+ Start a Discussion
devNut!devNut! 

Session and Tab based Flex application ................................................ anyone?

Hello,
Is the following behaviour expected?

1) User clicks a custom tab to load a custom flex application
2) The Flex application accepts the user's session and connects to apex web services to perform data read/create/update operations
3) User shift+clicks on the Salesforce "Logout" link (top right corner)
4) A new window is displayed telling the user he/she has been logged out

At this point if the user clicks on any salesforce tab, he/she will be re-directed to the login screen, with the following message displayed: " You have attempted to access a page that requires a Salesforce login. If you are already a user of the system, please login below."

However after clicking logout, if the user goes back to the main window he/she can continue to use our flex application.  Meaning the user can still perform create/update/read operations against salesforce web services.

Should the session used by the flex application be invalidated after the user clicks the salesforce "logout" link?

Thanks in advance.



Message Edited by devNut! on 06-10-2008 08:12 AM

Message Edited by devNut! on 06-11-2008 05:14 AM
devNut!devNut!
Can an Admin provide any comments/feedback on this issue ?
werewolfwerewolf
This is happening because the sessionId cookie still exists.  Manually logging out clears the cookie, but the auto logout does not, you (or Flex) can technically still use that session until it actually expires, which may be some matter of minutes after that auto logout message appears.

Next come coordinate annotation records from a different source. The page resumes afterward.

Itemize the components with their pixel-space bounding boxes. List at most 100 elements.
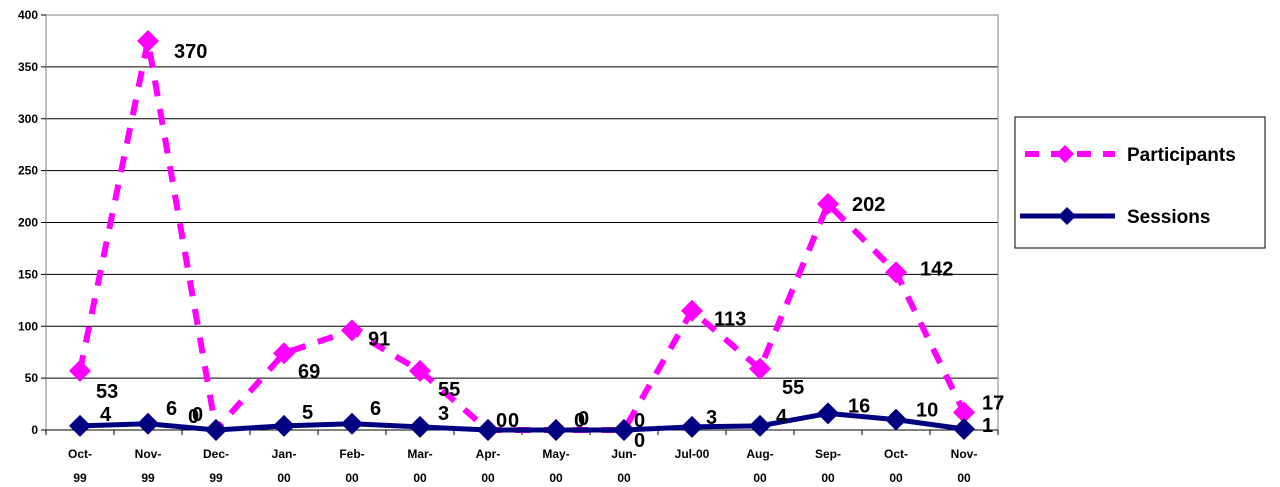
participants-point <box>137 29 159 52</box>
participants-point <box>273 342 295 365</box>
participants-data-label: 113 <box>714 309 746 331</box>
sessions-line <box>79 410 965 433</box>
sessions-point <box>477 419 499 441</box>
sessions-data-label: 0 <box>578 408 589 430</box>
x-tick-label: Jul-00 <box>675 447 710 461</box>
participants-point <box>681 299 703 322</box>
participants-point <box>885 261 907 284</box>
sessions-data-label: 5 <box>302 402 313 424</box>
sessions-point <box>341 412 363 435</box>
participants-point <box>749 357 771 380</box>
x-tick-label: 99 <box>209 471 223 485</box>
legend-box <box>1014 116 1266 249</box>
sessions-data-label: 6 <box>166 398 177 420</box>
sessions-point <box>137 412 159 435</box>
x-tick-label: Dec- <box>203 447 229 461</box>
sessions-point <box>885 408 907 431</box>
x-tick-label: 00 <box>277 471 291 485</box>
y-tick-label: 50 <box>25 371 39 385</box>
x-tick-label: 00 <box>413 471 427 485</box>
x-tick-label: Aug- <box>746 447 773 461</box>
participants-line <box>77 37 967 433</box>
x-tick-label: 99 <box>73 471 87 485</box>
participants-data-label: 0 <box>496 410 507 432</box>
sessions-point <box>953 417 975 440</box>
participants-data-label: 55 <box>782 377 804 399</box>
series-participants <box>69 29 975 441</box>
x-tick-label: Nov- <box>951 447 978 461</box>
sessions-point <box>69 414 91 437</box>
x-tick-label: 00 <box>345 471 359 485</box>
x-tick-label: 00 <box>617 471 631 485</box>
legend: Participants Sessions <box>1014 116 1266 249</box>
sessions-data-label: 0 <box>508 410 519 432</box>
sessions-point <box>681 415 703 438</box>
sessions-point <box>817 402 839 425</box>
x-tick-label: 00 <box>957 471 971 485</box>
x-tick-label: Jan- <box>272 447 297 461</box>
participants-data-label: 0 <box>192 404 203 426</box>
x-tick-label: Apr- <box>476 447 501 461</box>
y-axis-ticks: 0 50 100 150 200 250 300 350 400 <box>18 8 46 437</box>
x-tick-label: Sep- <box>815 447 841 461</box>
y-tick-label: 350 <box>18 60 38 74</box>
sessions-data-label: 3 <box>438 403 449 425</box>
y-tick-label: 200 <box>18 216 38 230</box>
participants-point <box>953 401 975 424</box>
legend-participants-label: Participants <box>1127 145 1236 166</box>
sessions-data-label: 10 <box>916 400 938 422</box>
x-tick-label: 00 <box>889 471 903 485</box>
sessions-data-label: 0 <box>188 406 199 428</box>
x-tick-label: Jun- <box>611 447 636 461</box>
participants-point <box>341 319 363 342</box>
x-tick-label: 00 <box>821 471 835 485</box>
sessions-data-label: 4 <box>776 406 788 428</box>
x-tick-label: 00 <box>481 471 495 485</box>
participants-point <box>409 359 431 382</box>
gridlines <box>46 14 998 379</box>
x-axis-ticks: Oct- 99 Nov- 99 Dec- 99 Jan- 00 Feb- 00 Mar- 00 Apr-… <box>45 429 999 485</box>
sessions-data-label: 6 <box>370 398 381 420</box>
legend-participants-marker <box>1056 145 1074 163</box>
sessions-point <box>613 419 635 441</box>
sessions-point <box>409 415 431 438</box>
participants-data-label: 55 <box>438 379 460 401</box>
participants-data-label: 0 <box>634 410 645 432</box>
legend-sessions-marker <box>1058 207 1076 225</box>
participants-point <box>69 359 91 382</box>
x-tick-label: 00 <box>549 471 563 485</box>
participants-data-label: 53 <box>96 381 118 403</box>
participants-data-label: 142 <box>920 258 953 280</box>
series-sessions <box>69 402 975 441</box>
participants-data-label: 91 <box>368 328 390 350</box>
participants-data-label: 17 <box>982 392 1004 414</box>
y-tick-label: 250 <box>18 164 38 178</box>
sessions-point <box>545 419 567 441</box>
x-tick-label: Nov- <box>135 447 162 461</box>
y-tick-label: 300 <box>18 112 38 126</box>
y-tick-label: 0 <box>31 423 38 437</box>
sessions-data-label: 0 <box>634 430 645 452</box>
participants-data-label: 0 <box>574 410 585 432</box>
sessions-data-label: 1 <box>982 415 993 437</box>
x-tick-label: 00 <box>753 471 767 485</box>
sessions-point <box>273 414 295 437</box>
sessions-point <box>205 419 227 441</box>
x-tick-label: May- <box>542 447 569 461</box>
participants-data-label: 69 <box>298 361 320 383</box>
x-tick-label: 99 <box>141 471 155 485</box>
legend-sessions-label: Sessions <box>1127 207 1210 228</box>
x-tick-label: Mar- <box>407 447 432 461</box>
sessions-data-label: 4 <box>100 404 112 426</box>
participants-point <box>817 192 839 215</box>
x-tick-label: Oct- <box>68 447 92 461</box>
sessions-data-label: 3 <box>706 407 717 429</box>
y-tick-label: 400 <box>18 8 38 22</box>
y-tick-label: 100 <box>18 319 38 333</box>
x-tick-label: Oct- <box>884 447 908 461</box>
x-tick-label: Feb- <box>339 447 364 461</box>
y-tick-label: 150 <box>18 267 38 281</box>
sessions-data-label: 16 <box>848 395 870 417</box>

(this may not be the case forever by the way -- Salesforce may at some point change its logout policy such that the session becomes explicitly invalid when it's auto logged out, or that the cookie actually clears, or both).

If you want your Flex application to try to match the web app's expiry, you can do a periodic quickie API call (GetTimestamp would be a good choice), maybe every 15 minutes after 15 minutes of inactivity, and if you get a session expired error then clear out your session in Flex and unload your app or something to that effect.


Message Edited by werewolf on 06-11-2008 11:30 AM
devNut!devNut!
Hey werewolf,
thanks very much for the reply.

In my scenario the user is performing the logout - but by shift clicking on the top right logout link. 

If a user does this, the salesforce session in the browser is invalidated, but I also expect that the session used by the flex application to be invalidated.  

It seems that the session used by the flex app is still active/valid.
werewolfwerewolf
Well in that case the user is explicitly clearing the cookie but your session in Flex is still active, so the session ID lives.  You can perform a simple check in your flex app (every minute even, on a timer) that makes sure a sid cookie still exists, and if it does not then kill your Flex session.
devNut!devNut!
Yeah could do that...


But what I'd like to know is why this happens..  I would assume that the browser and the flex app share the same session and so they should both be invalidated at this point.



werewolfwerewolf
Well the browser doesn't really have a session per se.  A Salesforce session is stateless -- the continuity of the session is preserved only by the fact that this sid (or session ID) cookie keeps getting passed along with each transaction.

When you start that session in Flex, you are grabbing that sid cookie and keeping it somewhere else in Flex's memory -- it's presumably not going and looking up the browser cookie with every transaction.  Flex has got its own set of cookies for that purpose.  When you kill the browser session, you're just destroying that cookie, but since Flex maintains its own reference to sid then the session doesn't die until the last session ID is gone (or until it legitimately expires as it will over time).
devNut!devNut!
Makes sense - thanks.

I still expected that shift clicking on the logout link would invalidate the session on the server side.  So any other requests with the same session id would be invalid.   i.e. session.invalidate()
Chirag MehtaChirag Mehta

Hey Werewolf - how do you kill salesforce session in flex? I got requirement where I need to query from org and re-login to another org to insert that data. However, as my first session is not yet destroyed so I get error.